His collected songs add up to a painful diagnosis of the chill of modern life, and in France that makes Léo Ferré a kind of poet laureate. He hates, among other things, the church, most governments, radio, television and the Academic Franchise, and he hates them with the droll expertise Frenchmen instinctively admire. In a country that nourishes the cult of the dinner-table anarchist, Ferre is almost a government in exile.

Ever since he began singing in the caves around St. Germain-des-Prés in the late ’40s, Ferre has been the reigning voice of the “Defenders of French Song,” a tight little school of contemporary troubadour-poets. He despises literary snobbery, and the lyrics of his 200 songs pulse with the rough and jeering argot of Parisian streets. Legionnaires listened to his records in the crumbling days of French Indo-China. They can still be heard in Hanoi, as well as in New York, Dakar or any place where hypochondriacs have no intention of curing themselves of that bittersweet nostalgia known as the Maladie de Paris. But his verses are also published in the prestigious Poetes d’Aujourd’hui series alongside Rimbaud, Baudelaire and Valery, and his music is among the best now being written for French song.

Tough Ideas. Ferré has such melodic facility that his songs can drift from one mode to another without the slightest misstep: a melody will slip into passages that suggest fado or flamenco or Orthodox church music, then emerge again for a major-key resolution. Ferré has written some lovely love songs, but most of his ideas are tough, and he does not mince words—as in Monsieur Tout-Blanc, his pre-Deputy attack on the Pope:

Simon Pure, If one fine morning you leave this world feet first For your castle in Paradise (perhaps it will be pretty) Pray for me. I don’t have the time. I’ll still be living in Aubervilliers With both my arms embracing misery.

Operation Madeleine. Ferré’s songs evoke a complex feeling. Their mood is an absorbing compromise between optimism and disgust, and they have an ironic strength that makes their message as clear as a scream in the street. Though Ferré is a natural-born plaintiff, his songs never argue that life is absurd. “Despair,” he says, “is a way of hiding things from one’s self.” Life is not pointless, just outrageously wrong.

Ferré became established as his own best interpreter only after he met his wife Madeleine in 1950. For years he had been down and out in Paris, playing and singing for $2 a night and composing on the side. “Operation Madeleine,” as he calls the metamorphosis he undertook after his marriage, promptly rescued his career. He took off his glasses, got his teeth capped, cut his hair—and immediately found a whole new audience. Now at 47, he owns an island in Brittany, a house in the south of France, an apartment in Paris and an American car; his audience, he says, includes “everybody but the jerks—who are numerous.”

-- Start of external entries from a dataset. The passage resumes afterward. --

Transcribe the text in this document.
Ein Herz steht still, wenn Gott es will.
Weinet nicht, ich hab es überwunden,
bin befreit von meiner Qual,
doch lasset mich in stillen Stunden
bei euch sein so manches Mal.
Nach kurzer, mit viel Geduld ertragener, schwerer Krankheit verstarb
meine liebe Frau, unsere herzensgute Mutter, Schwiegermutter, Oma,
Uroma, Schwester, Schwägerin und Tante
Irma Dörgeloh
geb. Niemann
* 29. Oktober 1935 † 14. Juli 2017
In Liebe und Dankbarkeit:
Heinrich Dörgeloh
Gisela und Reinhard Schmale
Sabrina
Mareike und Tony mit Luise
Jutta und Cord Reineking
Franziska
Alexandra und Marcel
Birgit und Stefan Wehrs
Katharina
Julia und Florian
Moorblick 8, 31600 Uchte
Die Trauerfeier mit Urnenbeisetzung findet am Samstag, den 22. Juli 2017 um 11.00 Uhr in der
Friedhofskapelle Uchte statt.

Such new affluence confuses Ferré’s old admirers, who still like to think of him as a flaming anarchist. But Ferré sees no point in living to please “les pro-fessionels de la misérabilité.” His comfortable life in the country suits him perfectly, and it has done nothing to dilute the grave discontent that ignites his music. “This is a world where muzzles aren’t made for dogs,” he says. “One is supposed to be mediocre. It’s the only chance of not bothering other people. But I’m a lucky villain, and I’m willing to tell even the truest of lies to defend my opinions.”